South African Reserve Bank Governor Lesetja Kganyago moved to restore stability in the economy and cement his inflation-fighting credentials by taking more aggressive action to counter the effects of a plummeting currency. Policy makers raised the benchmark interest rate by half a percentage point to 6.75% recently, moving away from a gradual approach of tightening in moves of 25 basis points at a time.
Kganyago and Finance Minister Pravin Gordhan have taken on the task of restoring confidence in an economy hit by a series of policy missteps by President Jacob Zuma last year, plunging commodity prices and the risk of credit-rating downgrades to junk. The rand slumped 15% against the dollar since the last Monetary Policy Committee meeting, threatening the central bank’s 3% to 6% target.

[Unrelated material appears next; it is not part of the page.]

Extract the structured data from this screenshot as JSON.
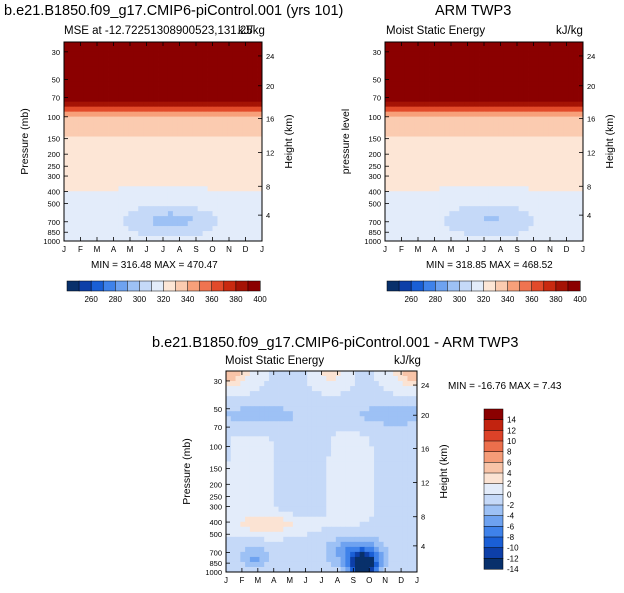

The rand’s slide last year was worsened in December when Zuma unexpectedly fired Finance Minister Nhlanhla Nene and replaced him with little-known lawmaker David van Rooyen. A market backlash that saw the rand plunge to a record low forced Zuma to reverse his decision four days later and appoint Gordhan to a post he had occupied from 2009 to 2014.
The bank “did what was expected and stuck to their mandate, which is to target inflation,” Lullu Krugel, an economist at KPMG LLP in Johannesburg, said by phone. “It could send a statement that they’ve stuck to their guns and are doing what they need to do.”

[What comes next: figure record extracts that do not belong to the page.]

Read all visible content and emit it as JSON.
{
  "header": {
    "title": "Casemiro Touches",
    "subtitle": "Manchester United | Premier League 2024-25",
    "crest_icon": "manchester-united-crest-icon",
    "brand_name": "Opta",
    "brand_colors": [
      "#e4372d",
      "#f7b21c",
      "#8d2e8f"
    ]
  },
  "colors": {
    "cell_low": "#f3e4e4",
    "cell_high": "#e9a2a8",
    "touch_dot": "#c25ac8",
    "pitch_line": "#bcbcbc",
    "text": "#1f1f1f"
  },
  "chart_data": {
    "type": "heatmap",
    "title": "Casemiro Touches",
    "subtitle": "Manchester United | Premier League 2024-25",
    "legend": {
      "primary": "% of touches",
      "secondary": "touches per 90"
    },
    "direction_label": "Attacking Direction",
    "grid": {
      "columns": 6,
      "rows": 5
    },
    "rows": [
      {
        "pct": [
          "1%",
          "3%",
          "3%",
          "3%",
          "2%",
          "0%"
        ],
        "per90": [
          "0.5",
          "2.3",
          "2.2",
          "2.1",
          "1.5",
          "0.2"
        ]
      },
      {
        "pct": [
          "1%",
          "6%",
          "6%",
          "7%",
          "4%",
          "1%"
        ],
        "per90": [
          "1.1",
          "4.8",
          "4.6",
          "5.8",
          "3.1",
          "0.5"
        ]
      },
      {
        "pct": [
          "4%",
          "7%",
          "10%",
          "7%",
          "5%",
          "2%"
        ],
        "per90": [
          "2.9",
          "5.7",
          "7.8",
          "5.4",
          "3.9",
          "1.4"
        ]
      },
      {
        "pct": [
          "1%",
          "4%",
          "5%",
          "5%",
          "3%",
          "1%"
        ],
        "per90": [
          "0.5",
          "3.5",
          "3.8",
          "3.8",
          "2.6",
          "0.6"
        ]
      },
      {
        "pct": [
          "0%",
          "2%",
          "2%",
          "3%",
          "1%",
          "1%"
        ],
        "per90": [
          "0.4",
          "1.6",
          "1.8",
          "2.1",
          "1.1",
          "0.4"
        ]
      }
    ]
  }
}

The rand gained 0.5% against the dollar in Johannesburg after rallying 1.5% on prior. Yields on the government’s rand-denominated bonds due December 2026 fell 11 basis points to 9.37%. Policy makers have been in a bind since last year as inflation pressures mounted and economic growth slowed. While lower oil prices have helped to limit gains, food prices are rising as the worst drought in more than a century boosts costs. The bank expects inflation, which accelerated to 5.2% in December, to average 6.8 percent this year and remains above its target band until 2017.
The bank lowered its growth forecast for this year to 0.9% from 1.5%. The risk of a recession is mounting; with a 45% chance that gross domestic product (GDP) will contract for two consecutive quarters, according to the median estimate of nine economists surveyed by Bloomberg.